I only want to put this out there because it's worth thinking about and also it provides some justification for my deep distrust of the form of democracy that dominates Western societies—a form that at this moment leaves a good part of the public with practically no options other than political figures who are almost wholly committed to the concerns of those who possess an extraordinary amount of wealth/social power. What we on the left can find no way out of during election season is the situation of voting for politicians who provide huge tax breaks for corporations or support military Keynesianism, rather than social Keynesianism. What is to be done about this? We are told nothing because this how democracy works, and we have to live with it. The other options are a one-party state, a dictator, a theocracy—bad, bad, bad. But the thing made clear by the idea I'm about to share is that voting isn't the only form of democracy, in much the same way that capitalism is not the only form of economics.

Firstly, the idea is not mine. It comes from a 2003 book, Transcritique: On Kant and Marx, by a brilliant Japanese philosopher and literary critic, KĹŤjin Karatani. (I will have something to say about his new book, The Structure of World History: From Modes of Production to Modes of Exchange, in another post.) Near the middle of Transcritique, and at the end of chapter "Transposition and Critique," Karatani writes:

There is one crucial thing we can learn from Athenian democracy... The ancient democracy was established by overthrowing tyranny and equipped itself with a meticulous device for preventing tyranny from reviving. The salient characteristic of Athenian democracy is not a direct participation of everyone in the assembly, as always claimed, but a systematic control of the administrative power.

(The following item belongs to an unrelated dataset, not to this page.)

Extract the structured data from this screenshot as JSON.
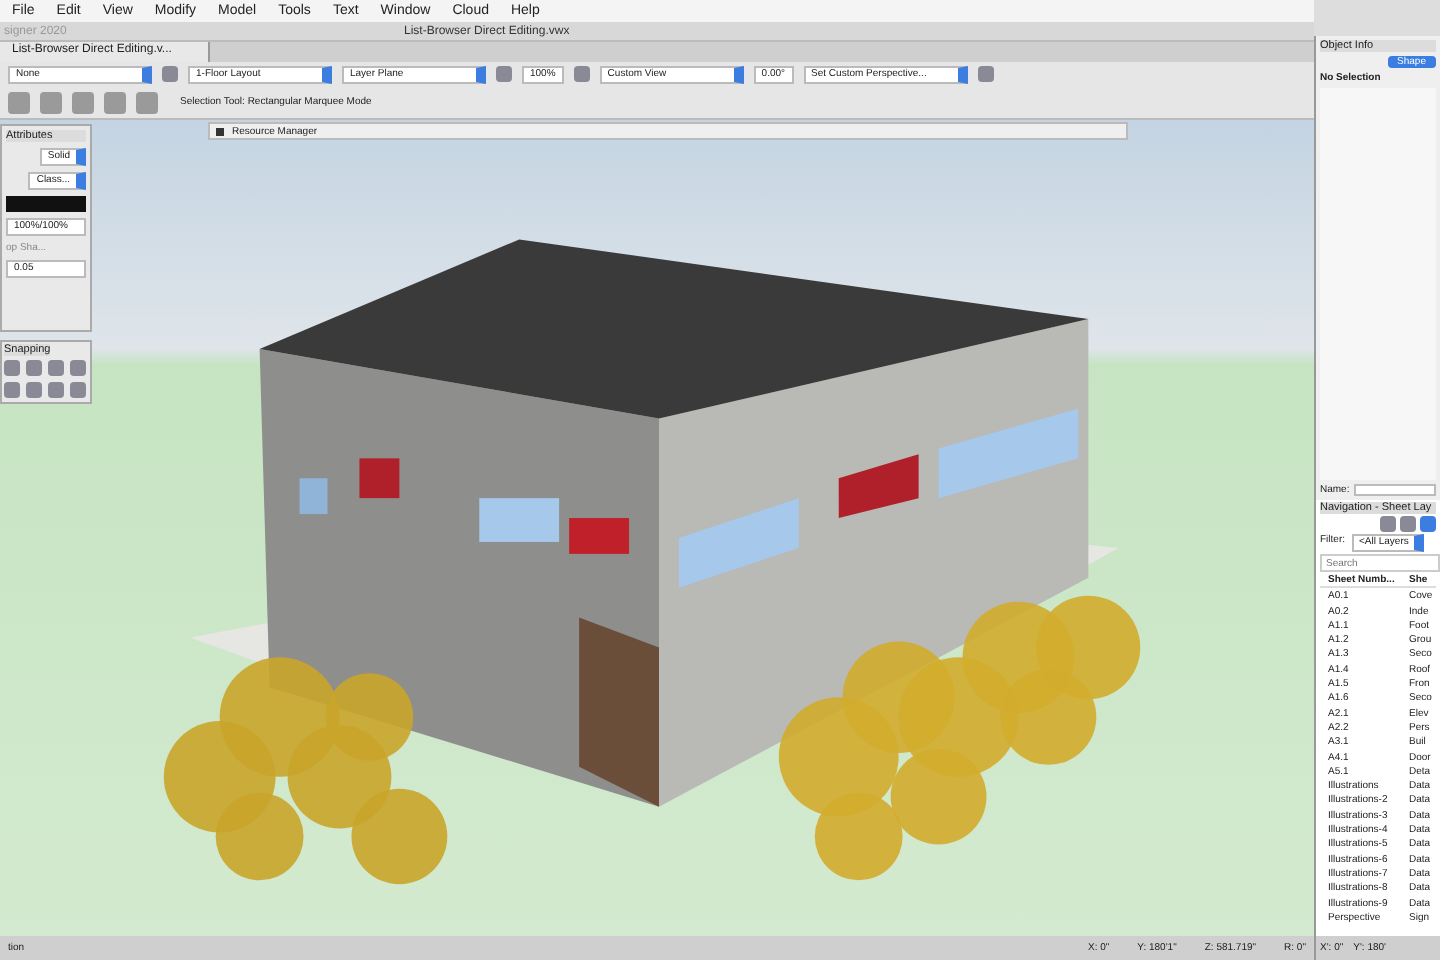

The crux was the system of lottery: to elect public servants by lottery and to surveil the deeds of public servants by means of a group of jurors who are also elected by lottery.

True, this ancient democracy had its serious problems (for one, its economy was based on slavery), but you can't deny the intelligence behind its system of selecting public officials. What the lottery does is empty the center of politics of power. No one can stay there long enough to make it stick. No one can stay around long enough to be bought. There are no guarantees in this kind of democracy. The lottery throws "contingency into the magnetic power center." We use lotteries for jury duty or for making, in one instant, the kinds of citizens who buy political power; but it might actually be more useful for filling important political positions (mayor, president, senator, and so on). The voting system as it is only gives us mediocre and, in the case of Bush, downright dangerous results. This is because voting power is much weaker than economic power. But if we used a lottery system, sure we could get a Bush now and then, but we could also get a Neil deGrasse Tyson or a Yuri Kochiyama in a serious seat of power. This could never happen under the current system.

What about crazy people? What if the lottery selects a freak? Anyone who does not believe in climate change is plain nuts, and the voting system puts such people into power by the hundreds. Also, a lottery system coupled with a good education system might lead a society to the best of all possible worlds.